The 2024 Decommissioning Insight being published next month by Offshore Energies U.K. (OEUK), will detail the scale of the challenge facing the North Sea energy industry.
Operators need to plug 200 abandoned North Sea oil and gas wells a year to stay on top of targets but multiple changes to the tax regime are causing continuing economic and fiscal uncertainty and have damaged activity levels.
OEUK will invite journalists to an embargoed briefing to share the findings and analysis of the 2024 Decommissioning Insight on Monday 18 November 11:00am–11:45am. The full report will be released as hundreds of decommissioning business leaders gather in St Andrews, Scotland on Nov. 18–20 for OEUK’s 2024 Decommissioning Conference, the biggest industry event of the year.
Homegrown oil and gas producers now face yet another move of the goalposts following the Chancellor’s Autumn statement later this month.

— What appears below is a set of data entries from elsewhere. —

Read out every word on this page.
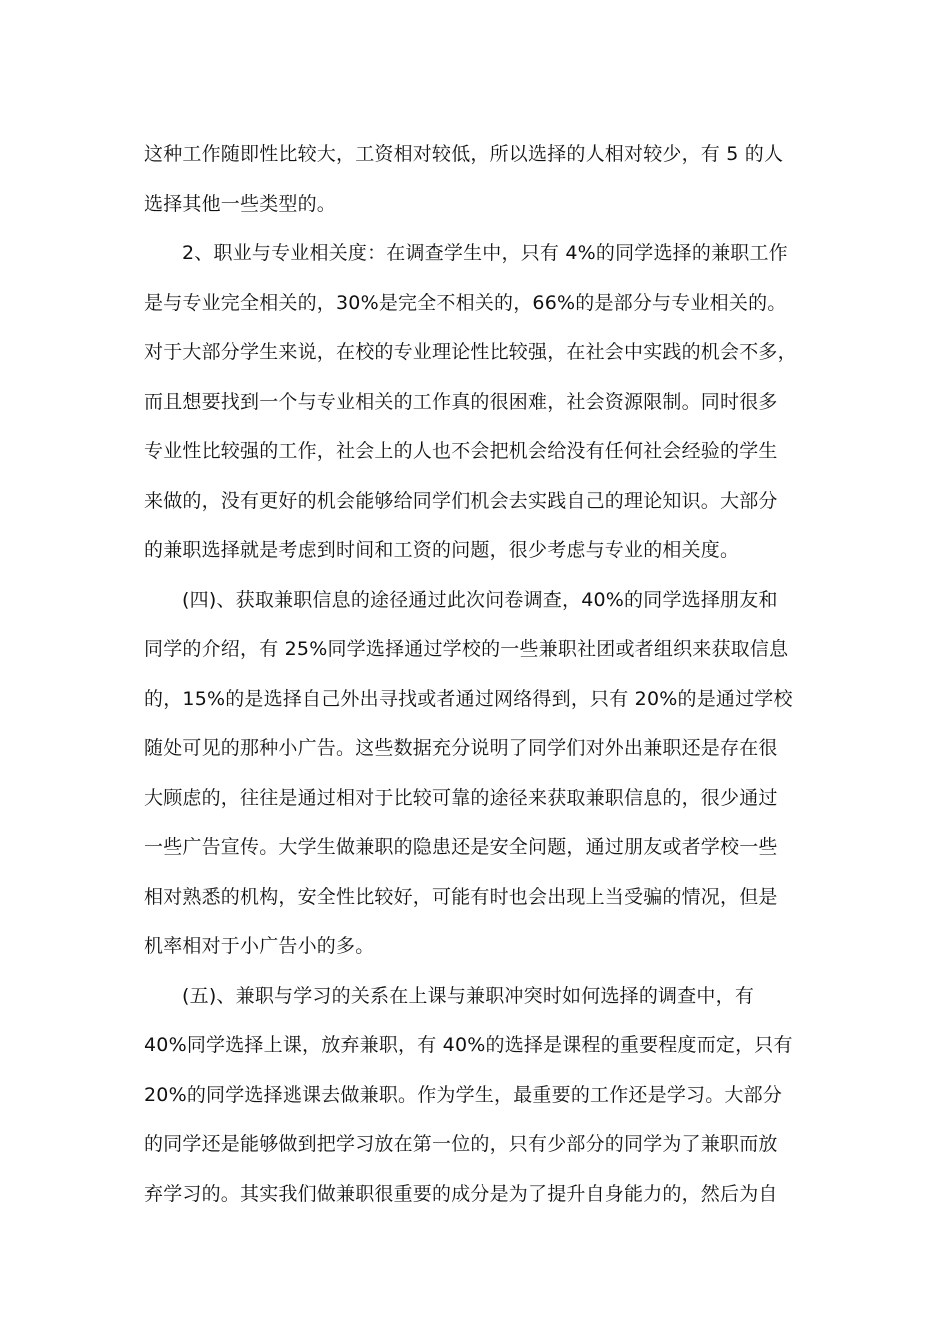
这种工作随即性比较大，工资相对较低，所以选择的人相对较少，有 5 的人
选择其他一些类型的。
2、职业与专业相关度：在调查学生中，只有 4%的同学选择的兼职工作
是与专业完全相关的，30%是完全不相关的，66%的是部分与专业相关的。
对于大部分学生来说，在校的专业理论性比较强，在社会中实践的机会不多，
而且想要找到一个与专业相关的工作真的很困难，社会资源限制。同时很多
专业性比较强的工作，社会上的人也不会把机会给没有任何社会经验的学生
来做的，没有更好的机会能够给同学们机会去实践自己的理论知识。大部分
的兼职选择就是考虑到时间和工资的问题，很少考虑与专业的相关度。
(四)、获取兼职信息的途径通过此次问卷调查，40%的同学选择朋友和
同学的介绍，有 25%同学选择通过学校的一些兼职社团或者组织来获取信息
的，15%的是选择自己外出寻找或者通过网络得到，只有 20%的是通过学校
随处可见的那种小广告。这些数据充分说明了同学们对外出兼职还是存在很
大顾虑的，往往是通过相对于比较可靠的途径来获取兼职信息的，很少通过
一些广告宣传。大学生做兼职的隐患还是安全问题，通过朋友或者学校一些
相对熟悉的机构，安全性比较好，可能有时也会出现上当受骗的情况，但是
机率相对于小广告小的多。
(五)、兼职与学习的关系在上课与兼职冲突时如何选择的调查中，有
40%同学选择上课，放弃兼职，有 40%的选择是课程的重要程度而定，只有
20%的同学选择逃课去做兼职。作为学生，最重要的工作还是学习。大部分
的同学还是能够做到把学习放在第一位的，只有少部分的同学为了兼职而放
弃学习的。其实我们做兼职很重要的成分是为了提升自身能力的，然后为自
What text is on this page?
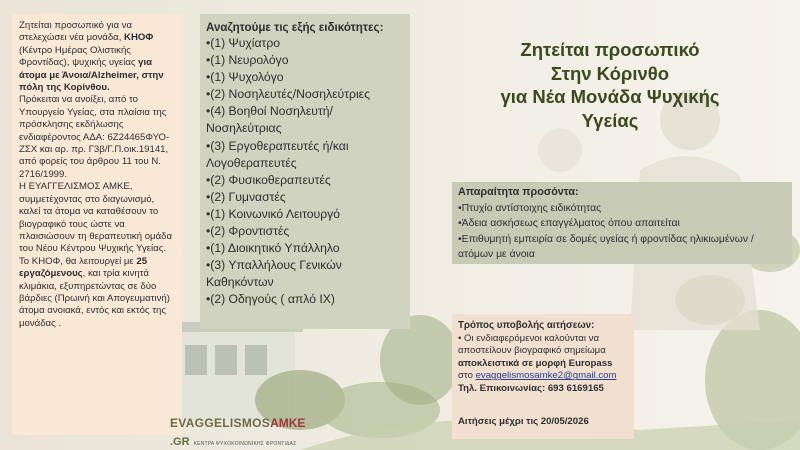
Ζητείται προσωπικό για να στελεχώσει νέα μονάδα, ΚΗΟΦ (Κέντρο Ημέρας Ολιστικής Φροντίδας), ψυχικής υγείας για άτομα με Άνοια/Alzheimer, στην πόλη της Κορίνθου.

Πρόκειται να ανοίξει, από το Υπουργείο Υγείας, στα πλαίσια της πρόσκλησης εκδήλωσης ενδιαφέροντος ΑΔΑ: 6Ζ24465ΦΥΟ-ΖΣΧ και αρ. πρ. Γ3β/Γ.Π.οικ.19141, από φορείς του άρθρου 11 του Ν. 2716/1999.

Η ΕΥΑΓΓΕΛΙΣΜΟΣ ΑΜΚΕ, συμμετέχοντας στο διαγωνισμό, καλεί τα άτομα να καταθέσουν το βιογραφικό τους ώστε να πλαισιώσουν τη θεραπευτική ομάδα του Νέου Κέντρου Ψυχικής Υγείας.

Το ΚΗΟΦ, θα λειτουργεί με 25 εργαζόμενους, και τρία κινητά κλιμάκια, εξυπηρετώντας σε δύο βάρδιες (Πρωινή και Απογευματινή) άτομα ανοιακά, εντός και εκτός της μονάδας .

Αναζητούμε τις εξής ειδικότητες:
•(1) Ψυχίατρο
•(1) Νευρολόγο
•(1) Ψυχολόγο
•(2) Νοσηλευτές/Νοσηλεύτριες
•(4) Βοηθοί Νοσηλευτή/Νοσηλεύτριας
•(3) Εργοθεραπευτές ή/και Λογοθεραπευτές
•(2) Φυσικοθεραπευτές
•(2) Γυμναστές
•(1) Κοινωνικό Λειτουργό
•(2) Φροντιστές
•(1) Διοικητικό Υπάλληλο
•(3) Υπαλλήλους Γενικών Καθηκόντων
•(2) Οδηγούς ( απλό ΙΧ)
Ζητείται προσωπικό
Στην Κόρινθο
για Νέα Μονάδα Ψυχικής
Υγείας
Απαραίτητα προσόντα:
•Πτυχίο αντίστοιχης ειδικότητας
•Άδεια ασκήσεως επαγγέλματος όπου απαιτείται
•Επιθυμητή εμπειρία σε δομές υγείας ή φροντίδας ηλικιωμένων / ατόμων με άνοια
Τρόπος υποβολής αιτήσεων:
• Οι ενδιαφερόμενοι καλούνται να αποστείλουν βιογραφικό σημείωμα αποκλειστικά σε μορφή Europass στο evaggelismosamke2@gmail.com
Τηλ. Επικοινωνίας: 693 6169165
Αιτήσεις μέχρι τις 20/05/2026
EVAGGELISMOSAMKE
.GR ΚΕΝΤΡΑ ΨΥΧΟΚΟΙΝΩΝΙΚΗΣ ΦΡΟΝΤΙΔΑΣ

Despite these setbacks the Insight report and the conference will showcase the expertise and capabilities of the U.K. decommissioning industry. The Insight report shows that stable government policy can keep the decommissioning industry in the U.K. and prevent multi-million-pound decom contracts being won by European rivals. A successful approach would secure the future of thousands of skilled U.K. jobs for decades to come.
The packed decommissioning conference agenda will hear from experts outlining the industry’s new opportunities, ideas, successes and challenges.
“Operators must continue to sanction projects and the supply chain must remain resilient and competitive,” said OEUK decommissioning manager Ricky Thomson. “The energy transition has decommissioning at its heart and sharing cross-sector information and expertise is crucial. I have no doubt we can make this happen.”